Sunday, August 1, 2010
Recently, Ribbon of Hope started assessing families for an orphan and vulnerable children program (OVC). The idea is that the families will bring up the children and Ribbon will support them. The kinds of support Ribbon will give will include advice on health and welfare, budgeting and household cost management and anything else we can advise on. We will also provide some financial support so the families can supplement household income by running a small business. The finance comes from private donors.
The assessments are difficult because there's no question of finding the most needy 22 children. It's unlikely that three or four Ribbon members could identify the most needy in any of the villages we work in, no matter how long we spent there. All we can do is identify as many as we can support and assess them to ensure that we really can succeed in helping each family to give the children what they need until they become independent.

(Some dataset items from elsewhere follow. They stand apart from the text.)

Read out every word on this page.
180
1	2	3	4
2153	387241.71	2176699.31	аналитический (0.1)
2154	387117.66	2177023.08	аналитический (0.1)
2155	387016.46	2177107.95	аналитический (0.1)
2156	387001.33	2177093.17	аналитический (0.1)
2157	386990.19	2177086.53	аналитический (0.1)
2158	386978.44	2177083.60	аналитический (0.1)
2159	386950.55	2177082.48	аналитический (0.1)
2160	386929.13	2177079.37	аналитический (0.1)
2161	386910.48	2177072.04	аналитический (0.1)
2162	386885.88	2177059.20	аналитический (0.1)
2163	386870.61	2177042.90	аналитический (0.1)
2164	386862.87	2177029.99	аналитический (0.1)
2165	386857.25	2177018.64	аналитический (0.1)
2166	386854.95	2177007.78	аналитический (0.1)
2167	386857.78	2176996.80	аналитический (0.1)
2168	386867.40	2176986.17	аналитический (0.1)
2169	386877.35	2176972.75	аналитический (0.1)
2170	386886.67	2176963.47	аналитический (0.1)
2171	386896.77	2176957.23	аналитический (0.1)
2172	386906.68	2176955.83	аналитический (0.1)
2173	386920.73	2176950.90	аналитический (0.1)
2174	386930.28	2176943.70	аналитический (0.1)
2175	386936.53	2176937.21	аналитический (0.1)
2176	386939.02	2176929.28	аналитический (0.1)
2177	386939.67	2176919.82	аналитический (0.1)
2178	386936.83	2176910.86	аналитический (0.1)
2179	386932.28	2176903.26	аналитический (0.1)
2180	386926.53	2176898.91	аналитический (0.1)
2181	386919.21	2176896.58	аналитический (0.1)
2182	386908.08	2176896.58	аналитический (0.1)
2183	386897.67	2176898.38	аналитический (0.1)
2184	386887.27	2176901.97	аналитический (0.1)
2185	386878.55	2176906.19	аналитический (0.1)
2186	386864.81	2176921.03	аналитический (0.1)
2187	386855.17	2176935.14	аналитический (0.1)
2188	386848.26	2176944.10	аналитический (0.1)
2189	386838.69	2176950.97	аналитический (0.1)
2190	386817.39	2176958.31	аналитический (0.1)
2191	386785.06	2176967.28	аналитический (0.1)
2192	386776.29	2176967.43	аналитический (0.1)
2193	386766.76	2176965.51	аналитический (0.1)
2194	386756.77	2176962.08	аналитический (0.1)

The initial assessments were mostly encouraging, although some guardians are more in need of assistance than the children they are caring for. Some are probably even incapable of looking after another child, perhaps even incapable of looking after their own children. But other families are very capable and they should, with some help, also be able to set up and run some kind of income generation activity.
In retrospect, we were naive in thinking that asking each guardian or family to write a business plan would result in anything tangible that we could work on. We discussed with each person what they would like to do and how they would approach setting up their activity, if they had the finance. The discussions went well but the written business plans, at best, consisted of a list of goods and prices, at worst, one word and a cost. Most people can read and write a bit but many have rarely done so since they left school.

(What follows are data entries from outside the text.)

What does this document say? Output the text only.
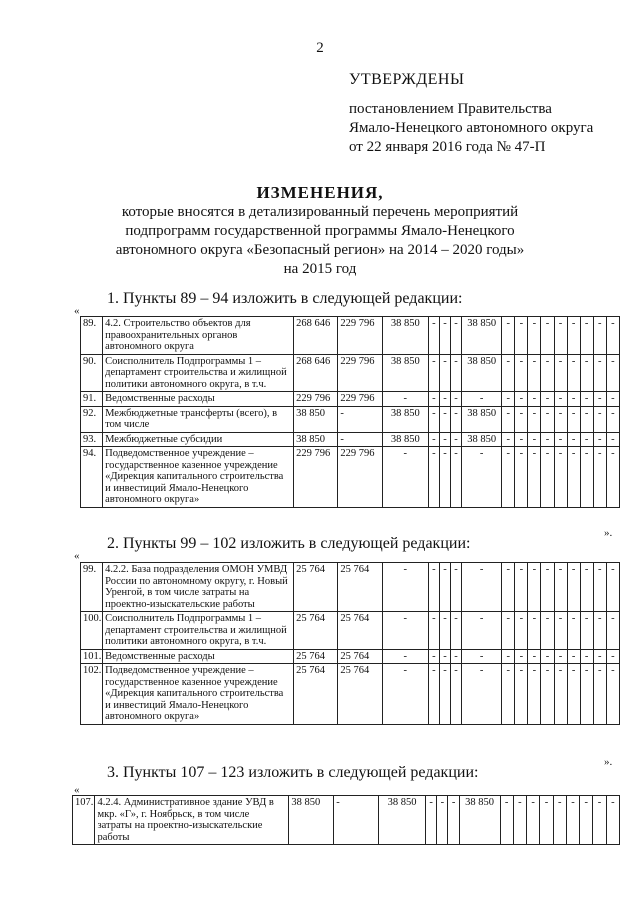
2
УТВЕРЖДЕНЫ
постановлением Правительства
Ямало-Ненецкого автономного округа
от 22 января 2016 года № 47-П
ИЗМЕНЕНИЯ,
которые вносятся в детализированный перечень мероприятий
подпрограмм государственной программы Ямало-Ненецкого
автономного округа «Безопасный регион» на 2014 – 2020 годы»
на 2015 год
1. Пункты 89 – 94 изложить в следующей редакции:
«
89.	4.2. Строительство объектов для правоохранительных органов автономного округа	268 646	229 796	38 850	-	-	-	38 850	-	-	-	-	-	-	-	-	-
90.	Соисполнитель Подпрограммы 1 – департамент строительства и жилищной политики автономного округа, в т.ч.	268 646	229 796	38 850	-	-	-	38 850	-	-	-	-	-	-	-	-	-
91.	Ведомственные расходы	229 796	229 796	-	-	-	-	-	-	-	-	-	-	-	-	-	-
92.	Межбюджетные трансферты (всего), в том числе	38 850	-	38 850	-	-	-	38 850	-	-	-	-	-	-	-	-	-
93.	Межбюджетные субсидии	38 850	-	38 850	-	-	-	38 850	-	-	-	-	-	-	-	-	-
94.	Подведомственное учреждение – государственное казенное учреждение «Дирекция капитального строительства и инвестиций Ямало-Ненецкого автономного округа»	229 796	229 796	-	-	-	-	-	-	-	-	-	-	-	-	-	-
».
2. Пункты 99 – 102 изложить в следующей редакции:
«
99.	4.2.2. База подразделения ОМОН УМВД России по автономному округу, г. Новый Уренгой, в том числе затраты на проектно-изыскательские работы	25 764	25 764	-	-	-	-	-	-	-	-	-	-	-	-	-	-
100.	Соисполнитель Подпрограммы 1 – департамент строительства и жилищной политики автономного округа, в т.ч.	25 764	25 764	-	-	-	-	-	-	-	-	-	-	-	-	-	-
101.	Ведомственные расходы	25 764	25 764	-	-	-	-	-	-	-	-	-	-	-	-	-	-
102.	Подведомственное учреждение – государственное казенное учреждение «Дирекция капитального строительства и инвестиций Ямало-Ненецкого автономного округа»	25 764	25 764	-	-	-	-	-	-	-	-	-	-	-	-	-	-
».
3. Пункты 107 – 123 изложить в следующей редакции:
«
107.	4.2.4. Административное здание УВД в мкр. «Г», г. Ноябрьск, в том числе затраты на проектно-изыскательские работы	38 850	-	38 850	-	-	-	38 850	-	-	-	-	-	-	-	-	-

Feeling a bit stupid, I started to look up advice on writing business plans online. Some of what I found, I would be hard pressed to write myself. They are complex and use a lot of technical vocabulary which, having studied project management and related areas, I suspect is mainly bullshit. But thankfully, one site gave a simple list of the sorts of information you need to know before attempting to set up a business.

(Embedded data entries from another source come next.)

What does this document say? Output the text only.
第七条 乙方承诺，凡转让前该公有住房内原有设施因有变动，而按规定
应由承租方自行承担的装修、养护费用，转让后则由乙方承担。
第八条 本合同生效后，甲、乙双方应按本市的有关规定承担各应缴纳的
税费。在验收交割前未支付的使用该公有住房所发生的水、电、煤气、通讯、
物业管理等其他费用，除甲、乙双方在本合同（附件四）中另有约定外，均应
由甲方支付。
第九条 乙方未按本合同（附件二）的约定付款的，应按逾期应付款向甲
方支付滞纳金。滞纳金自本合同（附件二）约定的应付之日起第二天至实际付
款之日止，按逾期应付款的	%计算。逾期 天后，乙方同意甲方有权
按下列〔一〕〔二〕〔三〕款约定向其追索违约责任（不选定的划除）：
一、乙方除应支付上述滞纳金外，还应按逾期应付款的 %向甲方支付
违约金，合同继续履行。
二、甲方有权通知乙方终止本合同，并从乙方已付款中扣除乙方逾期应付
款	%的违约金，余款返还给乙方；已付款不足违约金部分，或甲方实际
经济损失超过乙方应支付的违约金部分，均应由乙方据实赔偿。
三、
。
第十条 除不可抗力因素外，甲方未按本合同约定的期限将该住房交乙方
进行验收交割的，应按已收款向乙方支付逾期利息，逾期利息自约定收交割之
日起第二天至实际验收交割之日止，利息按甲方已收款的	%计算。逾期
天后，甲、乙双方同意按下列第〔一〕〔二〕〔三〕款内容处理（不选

I am aware that starting up a business is not easy and that many businesses fail. Many of the income generation activities we have set up or helped to set up have failed or lapsed or bumped along, producing little benefit. But we are attempting small things, growing food crops, fruit and vegetables, keeping a cow or a goat or a few chickens. There's no reason why people should be made to jump through hoops that will have little or no bearing on whether they succeed or not.
Having said that, we need to know a handful of basic details from everyone, such as why they are starting the business, what they will sell and to whom, why people will buy from them and how much, how this will make them better off, how they will prepare for risks and cope with problems and how to run their finances, which is not always straightforward if you try to do it all in your head. We don't want to burden our clients with information that we need to collect. But we need them to answer these questions, so we have a solid foundation on which to build a small income generation activity.
No matter how dangerous it is to make assumptions, it's hard to get through a day without making some. I've made assumptions about people's working knowledge of English and even their level of education. English is an 'official' language but many have little opportunity to use it and even when they do, technical terms can be just sounds. Even those who have spent long enough at school and have done well enough there have few opportunities to use what they learned, and 'Standard 8', 'Form 4' or 'fluent' are also just sounds; grades are just numbers, often completely meaningless.
We are two thirds of the way towards the Millennium Development Goals, which developing countries are expected to have reached by 2015. But what will it mean if countries like Kenya achieve some or all of those goals? If lots of children enrol for school but hardly ever attend, perhaps never; if they get good grades but have learned nothing because the tests are just pages of multiple choice questions with tick boxes; if the teacher is absent most of the time, either because there is a shortage of teachers or because the teacher doesn't bother turning up most of the time? And similar remarks apply to other education indicators. Will these achievements be nothing but sounds or boxes ticked?
In countries where education has been failing for decades, it takes several generations for things to improve. The children we are hoping will grow up to be independent have siblings and parents who had little education. Even some of the teachers had a relatively poor education and some of the young people going to teacher training colleges now have managed to get through the system without learning much. I hope the aim of the Millennium goals is to make genuine improvements in people's economic circumstances, education, health, environment and infrastructure. But what I have seen is not encouraging.
Repeating 'good news' over and over again doesn't make it so. Saying people's lives have been transformed doesn't transform them. And writing things down doesn't make them any truer. Ribbon's work seems to involve creating some kind of bridge but sometimes I feel that we are attempting to translate the concrete into the amorphous, hoping that things like education and healthcare will become part of people's everyday lives. Somehow, these promises that have been made for so long seem to remain amorphous, things attained by the fortunate few who live far away, out of sight.
I guess the most important question for a simple business plan is how you intend to go from having very little to having a bit more and hopefully, enough. How does selling fish, keeping a cow or owning a motorbike ensure that each member of your family grows up to be able to have their own independent family? Perhaps writing it down oversimplifies things because running a business is about doing things, not just saying, writing or thinking them. We need written business plans but if we mistake them for the achievement of the goals of the business itself, we'll have nothing but bits of paper in a year's time! The business plan is so vital and yet completely useless if it remains just a plan. Bit like the Millennium Development Goals.